As for self-policing, we see time and time again that this doesn't work very well -- especially where commerce and profit are concerned.  Some people simply place profit ahead of all else and will not consider taking personal action that would curb that profit.  If a few animals lose their homes, a few fish die, or some water gets polluted, so what?  Most people try hard not to harm the environment in their daily lives.  If we are aware of the consequences of what we are doing, most of us will be careful.  Everyone can play a role in environmental protection, if given the information they need.
 
Often, our greatest challenge is defending the idea that Adirondack Wilderness is a place we ought to leave alone, in a totally natural state.  It runs against many American cultural ideals.  There is a constant, nagging temptation to fix nature, clean it up, make it prettier, "improve" it.  This urge may have come to us from our European ancestors, who knew nothing of wilderness back home and saw this one as an impediment to their progress.  The Iroquois and Algonquin knew better, but lacked the might to impose their will.  Only now, with most of the American wilderness gone, are we beginning as a society to change our minds and habits about wild places.
 
Happily, large portions of Adirondacks escaped westward expansion and "civilization" because the mountains and wetlands made the landscape too remote and expensive to tame.  That is why we have an Adirondack wilderness today.  That is why the Adirondack Park is the largest intact deciduous forest left on earth.  Places like the Adirondacks once stretched around the globe in the northern hemisphere.  Now, it is one of a kind.  Every day it grows more valuable.

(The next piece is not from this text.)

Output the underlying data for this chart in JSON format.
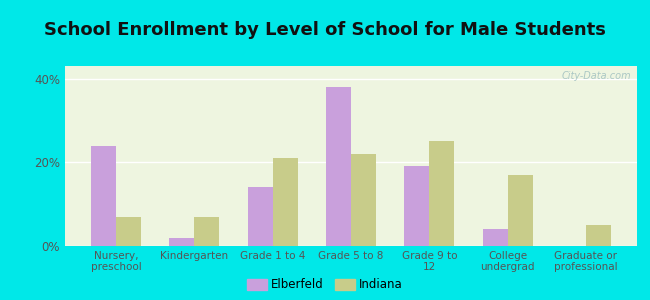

4 Responses to “Interview with Brian Houseal, Adirondack Council”

  1. Joyce Trenchfield Says:
    Mr. Houseal wants to be sure there is no interuption of funding to keep the Adirondacks on the state dole. His organization of wealthy Manhattan based Adirondack vacation estate owners has worked hard to obstruct economic progress in the region. If the welfare checks stop coming, there will be an increased outcry from the 'aboriginees' calling for his orgaization, the Adirondack Council, to get out of the way.
  2. John Sheehan Says:
    Ms. Trenchfield appears to have skipped reading the article and gone straight to character assassination. I hope her bigoted outburst made her feel better. But her hateful words are proven wrong by even a cursory review of the interview above. Also, she appears to need a dictionary. Nice job Joyce!
  3. Edward Larkin Says:
    Mr. Sheehan, is it in your job description to monitor and respond to every overzealous online post about the Adirondack Council, officials and members? I am glad to see the Adirondack Council is spending its time and money wisely. Since your organization is as well funded as we all know it is maybe you should help the state close the EPF shortfall?
  4. PeterHeckman Says:
    Mr. Larkin, Mr. Sheehan will claim that you have insulted him. You too Joyce. Mr. Sheehan's job is to promote Collective Ownership. Is this correct sir, or am I insulting you (again)?